Russia’s nuclear leader Rosatom Corporation completed the Akademik Lomonosov (pictured) in July 2010 at a cost of $232 million, and it is set to be deployed as the world’s first floating nuclear power plant in Russia’s eastern Siberian city of Vilyuchinsk.

The vessel contains a pair of KLT-40 marine nuclear reactors that together would generate 70 megawatts (MW) of electricity or 300 MW of heat, enough to provide electricity to a city of 200,000 people. The floating nuclear power plants were designed to be mass produced for under $200 million in shipyards and then towed to coastal waters near a city or an industrial complex.

Russia’s design is a 474 ft. by 98 ft. barge that is 33 ft. high and has an underwater draught of 18 ft. The total weight of the barge would be 47.4 million pounds, and it would have an operating crew of 69 people. The nuclear reactor will only need to be refueled every three years and will save 225,000 metric tons of coal and 110,000 tons of fuel oil each year. The vessel’s lifespan is expected to be 40 years.

The world’s first floating nuclear power station was MH-1A. The reactor was built for the U.S. Army by Martin Marietta under a $17,200,000 contract in August 1961 and was laid in the hull of a World War II Liberty Ship named the Sturgis. MH-1A was towed to the U.S.-controlled Panama Canal Zone and provided 10 MW of reliable nuclear power for several years. In the 1970s a shipyard was built in Jacksonville, Florida, to build a series of much more powerful floating nuclear power plants along America’s East Coast. Technical challenges and environmental movements killed the project.
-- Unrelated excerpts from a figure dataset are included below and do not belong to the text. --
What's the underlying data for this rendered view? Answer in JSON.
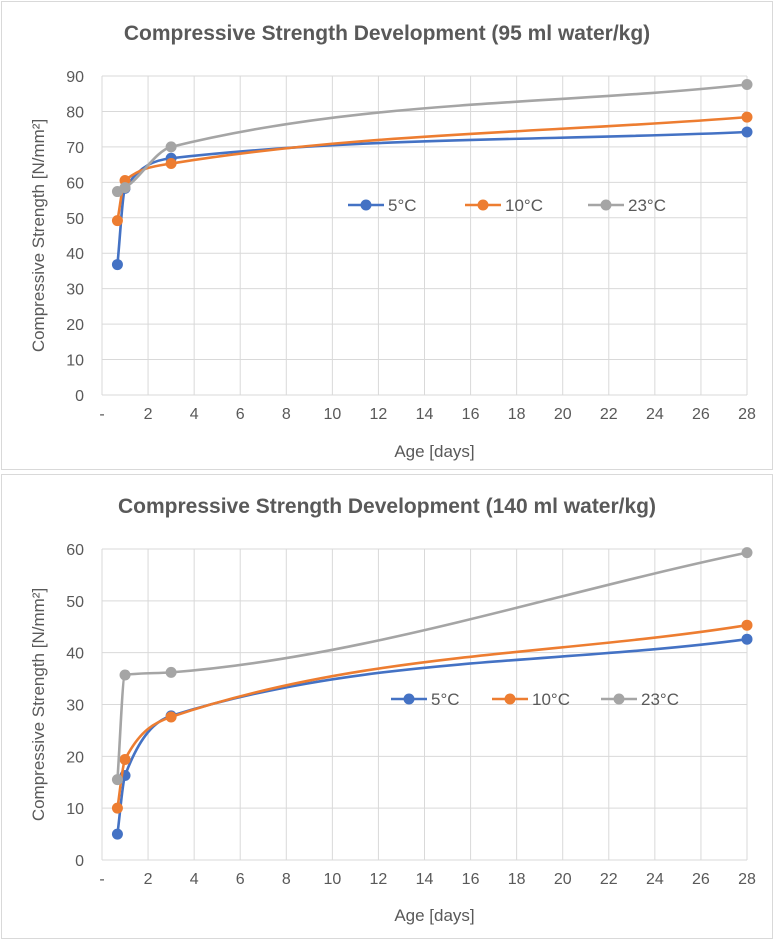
{
  "chart_data": [
    {
      "type": "line",
      "title": "Compressive Strength Development (95 ml water/kg)",
      "xlabel": "Age [days]",
      "ylabel": "Compressive Strength [N/mm²]",
      "xlim": [
        0,
        28
      ],
      "ylim": [
        0,
        90
      ],
      "x_ticks": [
        "-",
        "2",
        "4",
        "6",
        "8",
        "10",
        "12",
        "14",
        "16",
        "18",
        "20",
        "22",
        "24",
        "26",
        "28"
      ],
      "y_ticks": [
        "0",
        "10",
        "20",
        "30",
        "40",
        "50",
        "60",
        "70",
        "80",
        "90"
      ],
      "grid": true,
      "legend_position": "center-right",
      "smooth": true,
      "series": [
        {
          "name": "5°C",
          "color": "#4472C4",
          "x": [
            0.67,
            1,
            3,
            28
          ],
          "y": [
            36.8,
            58.3,
            66.8,
            74.2
          ]
        },
        {
          "name": "10°C",
          "color": "#ED7D31",
          "x": [
            0.67,
            1,
            3,
            28
          ],
          "y": [
            49.2,
            60.5,
            65.3,
            78.4
          ]
        },
        {
          "name": "23°C",
          "color": "#A5A5A5",
          "x": [
            0.67,
            1,
            3,
            28
          ],
          "y": [
            57.4,
            58.5,
            70.0,
            87.6
          ]
        }
      ]
    },
    {
      "type": "line",
      "title": "Compressive Strength Development (140 ml water/kg)",
      "xlabel": "Age [days]",
      "ylabel": "Compressive Strength [N/mm²]",
      "xlim": [
        0,
        28
      ],
      "ylim": [
        0,
        60
      ],
      "x_ticks": [
        "-",
        "2",
        "4",
        "6",
        "8",
        "10",
        "12",
        "14",
        "16",
        "18",
        "20",
        "22",
        "24",
        "26",
        "28"
      ],
      "y_ticks": [
        "0",
        "10",
        "20",
        "30",
        "40",
        "50",
        "60"
      ],
      "grid": true,
      "legend_position": "center-right",
      "smooth": true,
      "series": [
        {
          "name": "5°C",
          "color": "#4472C4",
          "x": [
            0.67,
            1,
            3,
            28
          ],
          "y": [
            5.0,
            16.3,
            27.8,
            42.6
          ]
        },
        {
          "name": "10°C",
          "color": "#ED7D31",
          "x": [
            0.67,
            1,
            3,
            28
          ],
          "y": [
            10.0,
            19.4,
            27.6,
            45.3
          ]
        },
        {
          "name": "23°C",
          "color": "#A5A5A5",
          "x": [
            0.67,
            1,
            3,
            28
          ],
          "y": [
            15.5,
            35.7,
            36.2,
            59.3
          ]
        }
      ]
    }
  ]
}
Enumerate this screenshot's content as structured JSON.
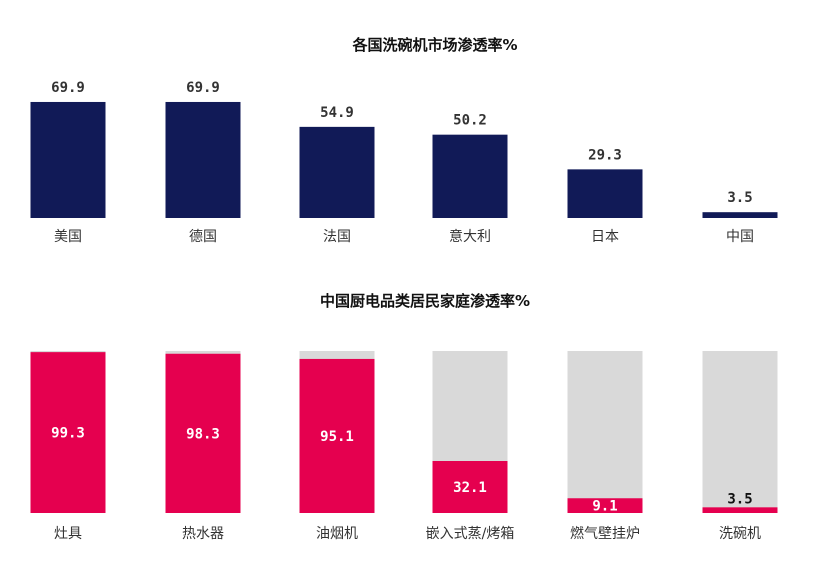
{
  "chart_data": [
    {
      "type": "bar",
      "title": "各国洗碗机市场渗透率%",
      "categories": [
        "美国",
        "德国",
        "法国",
        "意大利",
        "日本",
        "中国"
      ],
      "values": [
        69.9,
        69.9,
        54.9,
        50.2,
        29.3,
        3.5
      ],
      "value_labels": [
        "69.9",
        "69.9",
        "54.9",
        "50.2",
        "29.3",
        "3.5"
      ],
      "ylim": [
        0,
        100
      ],
      "color": "#111a57",
      "grid": false,
      "legend": "none"
    },
    {
      "type": "bar",
      "title": "中国厨电品类居民家庭渗透率%",
      "categories": [
        "灶具",
        "热水器",
        "油烟机",
        "嵌入式蒸/烤箱",
        "燃气壁挂炉",
        "洗碗机"
      ],
      "values": [
        99.3,
        98.3,
        95.1,
        32.1,
        9.1,
        3.5
      ],
      "value_labels": [
        "99.3",
        "98.3",
        "95.1",
        "32.1",
        "9.1",
        "3.5"
      ],
      "ylim": [
        0,
        100
      ],
      "color": "#e5004f",
      "background_color": "#d9d9d9",
      "grid": false,
      "legend": "none"
    }
  ]
}
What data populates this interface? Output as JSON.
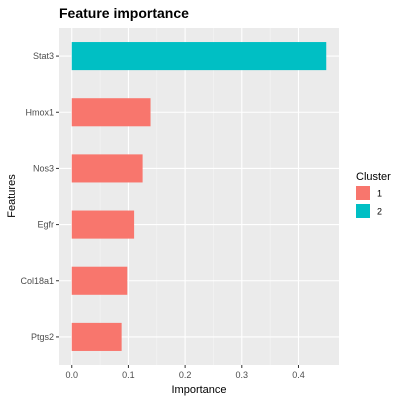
{
  "chart_data": {
    "type": "bar",
    "orientation": "horizontal",
    "title": "Feature importance",
    "xlabel": "Importance",
    "ylabel": "Features",
    "categories": [
      "Stat3",
      "Hmox1",
      "Nos3",
      "Egfr",
      "Col18a1",
      "Ptgs2"
    ],
    "values": [
      0.449,
      0.139,
      0.125,
      0.11,
      0.098,
      0.088
    ],
    "cluster": [
      "2",
      "1",
      "1",
      "1",
      "1",
      "1"
    ],
    "xlim": [
      -0.0225,
      0.4715
    ],
    "xticks": [
      0.0,
      0.1,
      0.2,
      0.3,
      0.4
    ],
    "xtick_labels": [
      "0.0",
      "0.1",
      "0.2",
      "0.3",
      "0.4"
    ],
    "grid": true,
    "legend": {
      "title": "Cluster",
      "placement": "right",
      "entries": [
        {
          "label": "1",
          "color": "#F8766D"
        },
        {
          "label": "2",
          "color": "#00BFC4"
        }
      ]
    }
  },
  "colors": {
    "panel_background": "#EBEBEB",
    "grid_major": "#FFFFFF",
    "cluster_1": "#F8766D",
    "cluster_2": "#00BFC4"
  }
}
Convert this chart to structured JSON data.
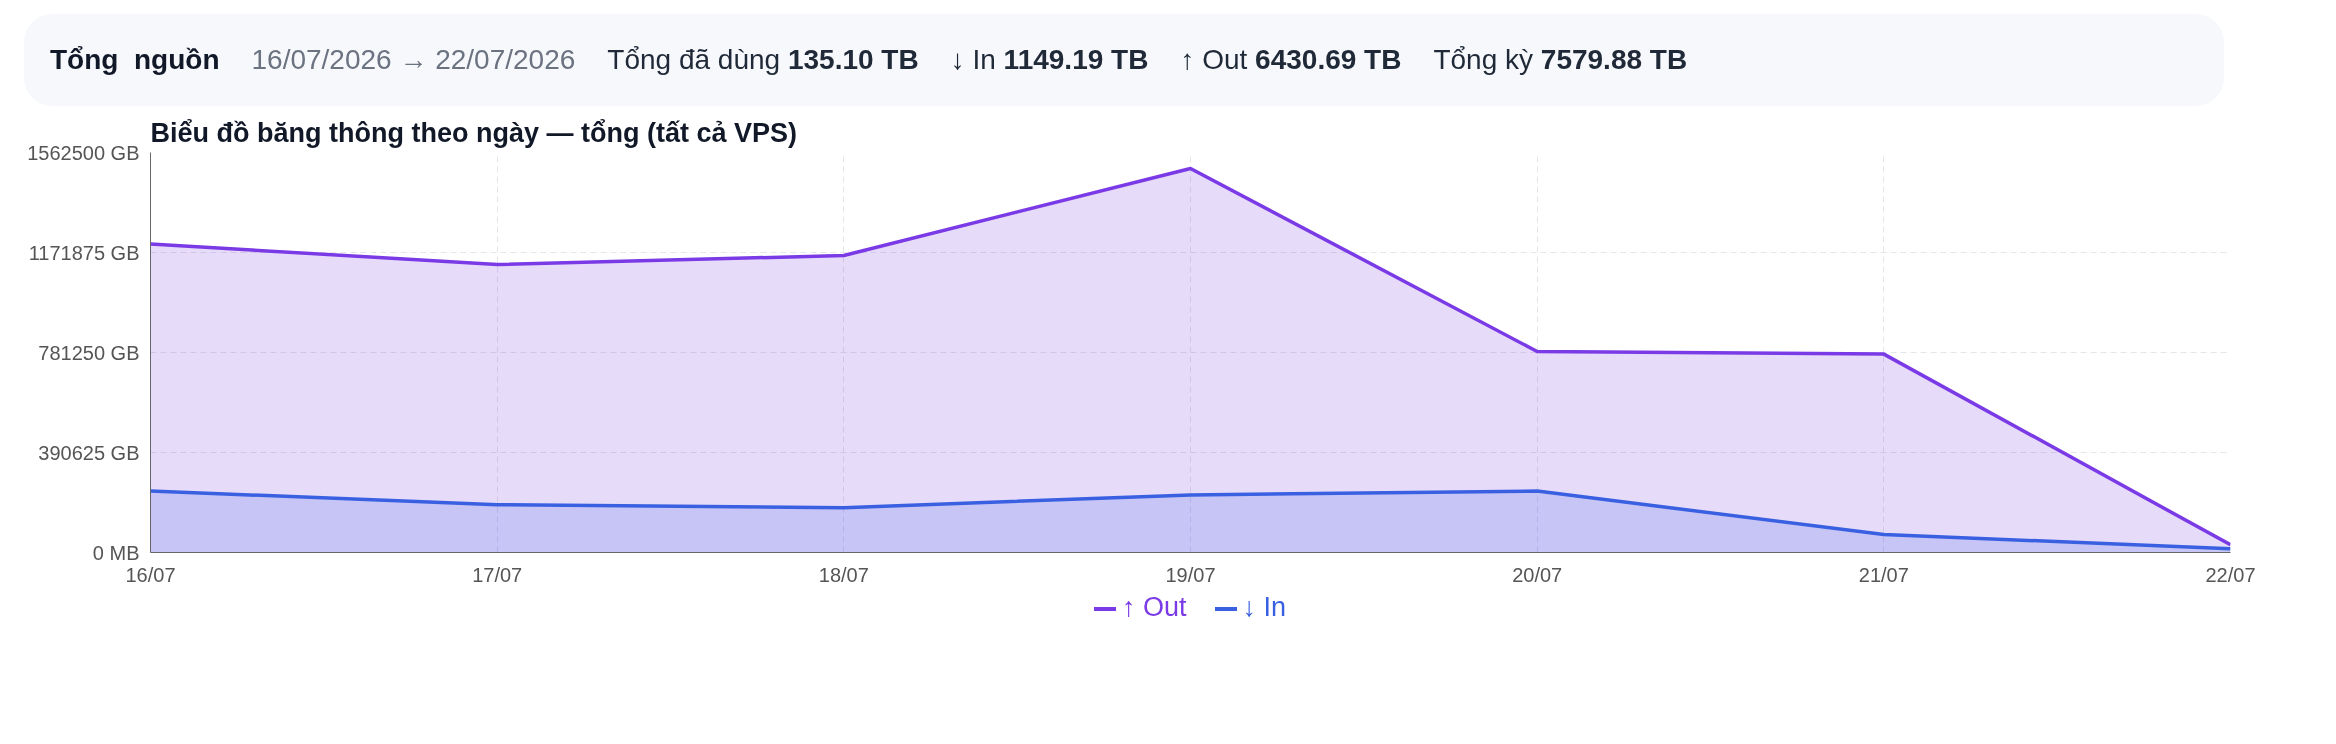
{
  "chart_data": {
    "type": "area",
    "title": "Biểu đồ băng thông theo ngày — tổng (tất cả VPS)",
    "annotations": [
      "Tổng  nguồn",
      "16/07/2026 → 22/07/2026",
      "Tổng đã dùng 135.10 TB",
      "↓ In 1149.19 TB",
      "↑ Out 6430.69 TB",
      "Tổng kỳ 7579.88 TB"
    ],
    "x": [
      "2026-07-16",
      "2026-07-17",
      "2026-07-18",
      "2026-07-19",
      "2026-07-20",
      "2026-07-21",
      "2026-07-22"
    ],
    "series": [
      {
        "name": "↑ Out",
        "color": "#7a3ae6",
        "values": [
          1205000,
          1125000,
          1160000,
          1500000,
          785000,
          775000,
          30000
        ]
      },
      {
        "name": "↓ In",
        "color": "#3a60e2",
        "values": [
          240000,
          187000,
          175000,
          225000,
          240000,
          70000,
          15000
        ]
      }
    ],
    "xlim": [
      "2026-07-16",
      "2026-07-22"
    ],
    "xticks": [
      {
        "value": "2026-07-16",
        "label": "16/07"
      },
      {
        "value": "2026-07-17",
        "label": "17/07"
      },
      {
        "value": "2026-07-18",
        "label": "18/07"
      },
      {
        "value": "2026-07-19",
        "label": "19/07"
      },
      {
        "value": "2026-07-20",
        "label": "20/07"
      },
      {
        "value": "2026-07-21",
        "label": "21/07"
      },
      {
        "value": "2026-07-22",
        "label": "22/07"
      }
    ],
    "ylim": [
      0,
      1562500
    ],
    "yticks": [
      {
        "value": 0,
        "label": "0 MB"
      },
      {
        "value": 390625,
        "label": "390625 GB"
      },
      {
        "value": 781250,
        "label": "781250 GB"
      },
      {
        "value": 1171875,
        "label": "1171875 GB"
      },
      {
        "value": 1562500,
        "label": "1562500 GB"
      }
    ],
    "grid": true,
    "legend": "bottom",
    "marker": "none",
    "line_style": "solid"
  }
}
The potential benefits of floating nuclear power stations, according to a recent symposium hosted by the American Society of Mechanical Engineers and a group from the Massachusetts Institute of Technology, is that off-shore reactors would be safe from earthquakes and tsunamis and would solve the need to site power plants away from populated areas. Floating reactors would have plenty of water to generate turbine steam and the ocean would serve as an “infinite heat sink” to passively cool the reactor core, instead of “relying on pumps driven by electricity, which could fail,” such as in the Fukushima nuclear disaster in Japan in 2011.

China became the largest global energy consumer in 2010 and passed the U.S. as the largest net oil importer in early 2014. Addicted to burning highly polluting coal for 70% of its energy needs and 80% of its electricity, China now burns 47% of the world’s coal and has 16 of the world’s 20 most polluted cities.

With rising volumes of imported oil and LNG costing 3-4 times as much as domestically produced natural gas, China’s industrial competitiveness has plummeted. Exports fell from 39% to 26% of China’s GDP over the last five years. China launched a five-year $275 billion crash investment to begin fracking shale last year as a plan to reinvigorate its manufacturing base, but last week China quietly admitted the plan has failed.

With Russia under financial sanctions and China now desperate to gain domestic energy, neither country cares how much Western nations and environmentalist organization scream about the risk of off-shore nuke plants.

Rosatom is already building four nuclear reactors at China’s Tianwan power station with a combined capacity of 1060 MW. There are currently 29 nuclear power plants under construction in China, and the country has plans to build 200 more. The six Chinese offshore floating reactors Rosatom will build will only add 450 MW. But launching the first commercial floating nuclear power stations is just the beginning of a new era.